CHANNEL DEVELOPMENT ON MARTIAN TERRACED FANS: A NEW CLUE TO FORMATIVE PROCESSES?


WOLAK, Jeannette M., Earth Sciences Department, Tennessee Tech University, PO Box 5062, Cookeville, TN 38505 and PATTERSON, Amber B., Computer Science Department, Tennessee Tech University, PO Box 5062, Cookeville, TN 38505

Terraced fans on Mars are unique geomorphic features that record sedimentation through time. Unlike alluvial fans or Gilbert-type deltas, terraced fans have stair-step topographies characterized by abrupt changes in fan slope down-dip.
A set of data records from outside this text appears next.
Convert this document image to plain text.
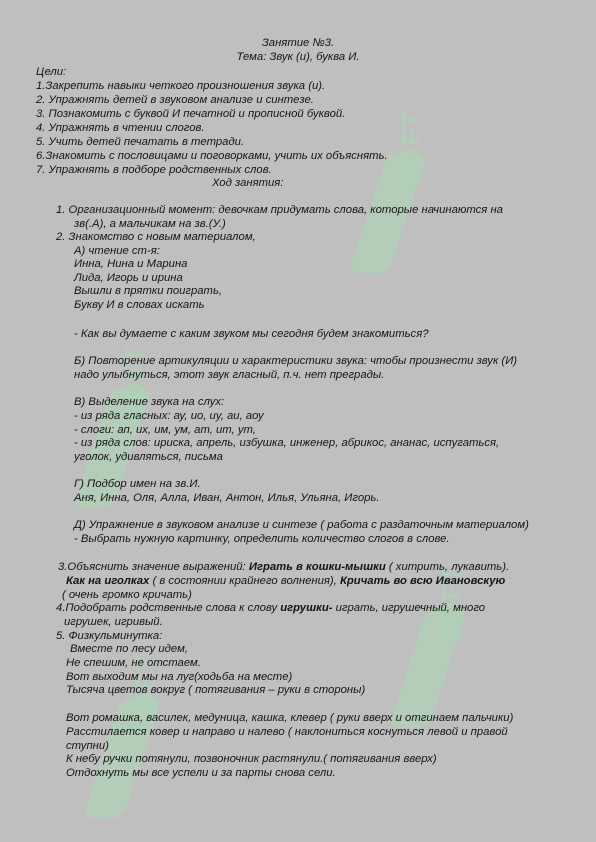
SOFT
SOFT
SOFT
SOFT
Занятие №3.
Тема: Звук (и), буква И.
Цели:
1.Закрепить навыки четкого произношения звука (и).
2. Упражнять детей в звуковом анализе и синтезе.
3. Познакомить с буквой И печатной и прописной буквой.
4. Упражнять в чтении слогов.
5. Учить детей печатать в тетради.
6.Знакомить с пословицами и поговорками, учить их объяснять.
7. Упражнять в подборе родственных слов.
Ход занятия:
1. Организационный момент: девочкам придумать слова, которые начинаются на
зв(.А), а мальчикам на зв.(У.)
2. Знакомство с новым материалом,
А) чтение ст-я:
Инна, Нина и Марина
Лида, Игорь и ирина
Вышли в прятки поиграть,
Букву И в словах искать
- Как вы думаете с каким звуком мы сегодня будем знакомиться?
Б) Повторение артикуляции и характеристики звука: чтобы произнести звук (И)
надо улыбнуться, этот звук гласный, п.ч. нет преграды.
В) Выделение звука на слух:
- из ряда гласных: ау, ио, иу, аи, аоу
- слоги: ап, их, им, ум, ат, ит, ут,
- из ряда слов: ириска, апрель, избушка, инженер, абрикос, ананас, испугаться,
уголок, удивляться, письма
Г) Подбор имен на зв.И.
Аня, Инна, Оля, Алла, Иван, Антон, Илья, Ульяна, Игорь.
Д) Упражнение в звуковом анализе и синтезе ( работа с раздаточным материалом)
- Выбрать нужную картинку, определить количество слогов в слове.
3.Объяснить значение выражений: Играть в кошки-мышки ( хитрить, лукавить).
Как на иголках ( в состоянии крайнего волнения), Кричать во всю Ивановскую
( очень громко кричать)
4.Подобрать родственные слова к слову игрушки- играть, игрушечный, много
игрушек, игривый.
5. Физкульминутка:
Вместе по лесу идем,
Не спешим, не отстаем.
Вот выходим мы на луг(ходьба на месте)
Тысяча цветов вокруг ( потягивания – руки в стороны)
Вот ромашка, василек, медуница, кашка, клевер ( руки вверх и отгинаем пальчики)
Расстилается ковер и направо и налево ( наклониться коснуться левой и правой
ступни)
К небу ручки потянули, позвоночник растянули.( потягивания вверх)
Отдохнуть мы все успели и за парты снова сели.
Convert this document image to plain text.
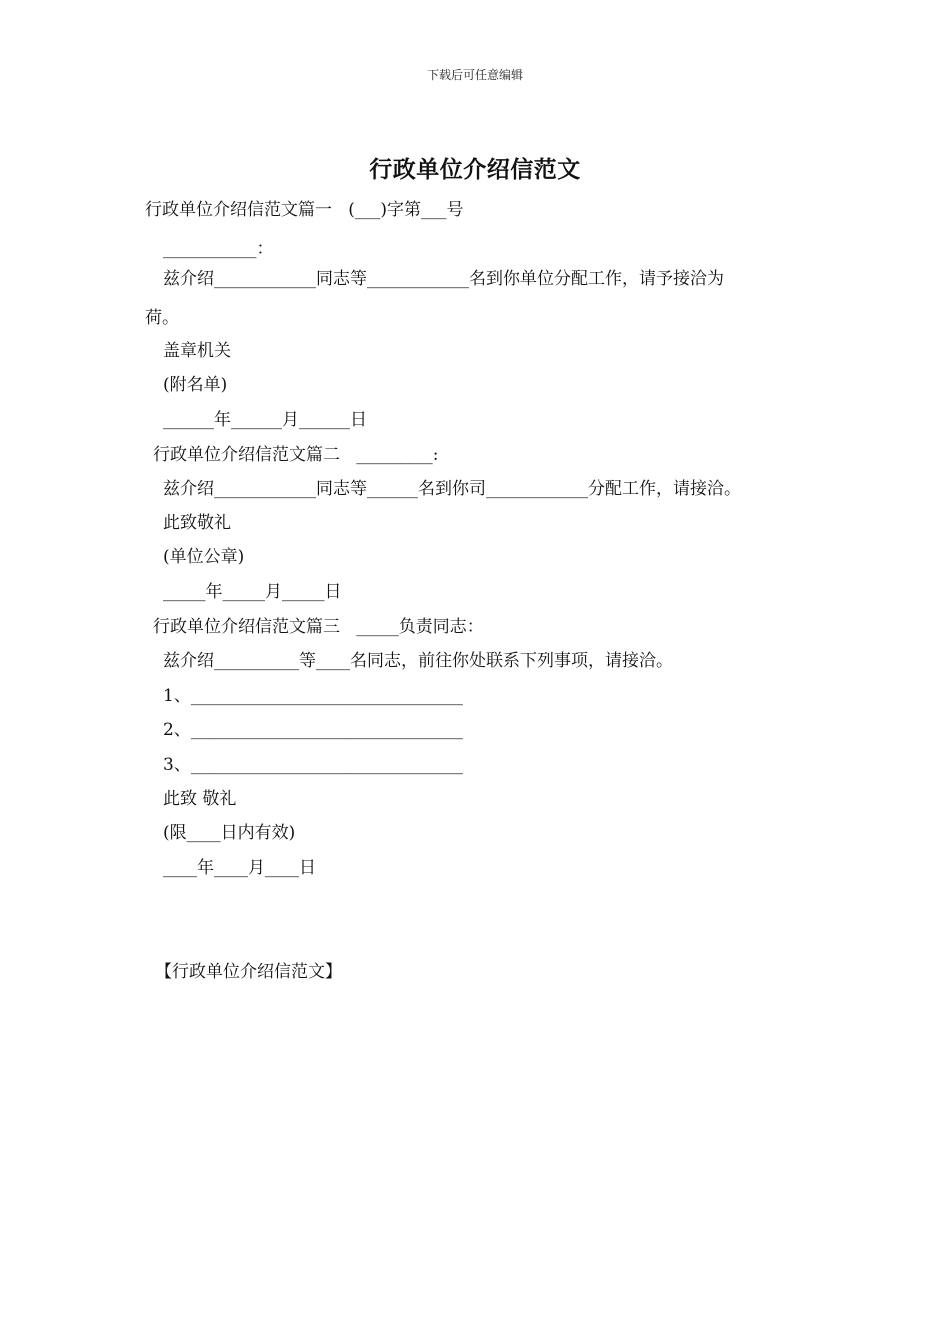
下载后可任意编辑
行政单位介绍信范文
行政单位介绍信范文篇一   (___)字第___号
___________：
兹介绍____________同志等____________名到你单位分配工作，请予接洽为
荷。
盖章机关
(附名单)
______年______月______日
行政单位介绍信范文篇二   _________:
兹介绍____________同志等______名到你司____________分配工作，请接洽。
此致敬礼
(单位公章)
_____年_____月_____日
行政单位介绍信范文篇三   _____负责同志：
兹介绍__________等____名同志，前往你处联系下列事项，请接洽。
1、________________________________
2、________________________________
3、________________________________
此致 敬礼
(限____日内有效)
____年____月____日
【行政单位介绍信范文】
While terracing is not a particularly unusual geomorphic phenomenon, the combination of terracing along outer fan edges coupled with up-dip channelization suggests an intriguing history of erosion and mass movements unlike any terrestrial analog. As a result, terraced fans, or stepped deltas, have been variously attributed to mass wasting processes, fluvio-deltaic processes, resedimentation in standing water, and/or preferential erosion of weakly cemented layers.
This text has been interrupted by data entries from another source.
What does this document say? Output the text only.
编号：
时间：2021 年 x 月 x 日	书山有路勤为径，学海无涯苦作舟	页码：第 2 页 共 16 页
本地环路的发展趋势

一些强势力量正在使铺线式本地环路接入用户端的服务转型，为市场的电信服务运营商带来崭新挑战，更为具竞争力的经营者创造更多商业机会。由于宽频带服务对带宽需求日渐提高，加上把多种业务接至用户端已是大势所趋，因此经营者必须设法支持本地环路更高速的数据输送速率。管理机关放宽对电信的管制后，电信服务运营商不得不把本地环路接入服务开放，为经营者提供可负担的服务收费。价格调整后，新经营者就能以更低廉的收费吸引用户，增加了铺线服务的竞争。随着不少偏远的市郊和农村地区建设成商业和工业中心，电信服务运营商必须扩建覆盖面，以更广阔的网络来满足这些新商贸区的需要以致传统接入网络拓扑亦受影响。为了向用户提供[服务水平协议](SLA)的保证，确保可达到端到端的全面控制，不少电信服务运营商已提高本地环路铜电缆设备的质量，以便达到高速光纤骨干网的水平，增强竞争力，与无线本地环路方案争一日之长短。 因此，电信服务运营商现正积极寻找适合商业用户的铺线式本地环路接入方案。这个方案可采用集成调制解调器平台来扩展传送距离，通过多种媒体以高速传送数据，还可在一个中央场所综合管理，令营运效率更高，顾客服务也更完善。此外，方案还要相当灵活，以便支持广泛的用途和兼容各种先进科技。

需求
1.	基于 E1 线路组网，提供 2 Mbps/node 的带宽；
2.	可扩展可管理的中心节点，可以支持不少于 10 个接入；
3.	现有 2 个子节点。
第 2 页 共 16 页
High resolution imagery (e.g. HiRISE, CTX) and topographic data (e.g. MOLA) can be combined to investigate the formative mechanisms proposed for terraced fan deposition. Here, we use these datasets to create digital terrain models and conduct detailed geologic mapping of an idealized fan system located at Subur Vallis in the Xanthe Terra region of Mars (11.73°N, 307.05°E). The Subur Vallis fan is a wedge of sediment measuring approximately 4.3 km in radius at the widest point and greater than 350 meters thick. The uppermost terraces are characterized by sinuous channels originating in the Subur Vallis canyon to the southwest. The channels are narrower than the feeder canyon, measuring 0.25-0.5 km wide and 1.5 km wide, respectively. Calibration with topographic data suggests that channels are 5-10 meters deep; however, modern aeolian bedforms are common within channels so depth estimates are interpreted as minimum values.

A record of channelization on younger terraces would suggest that distributary fluid-flow processes were active in the last stages of fan deposition and/or helped shape the uppermost fan surface. This conclusion would, in the case of the Subur Vallis fan, confirm the availability of fluids for transport processes in a terraced fan system.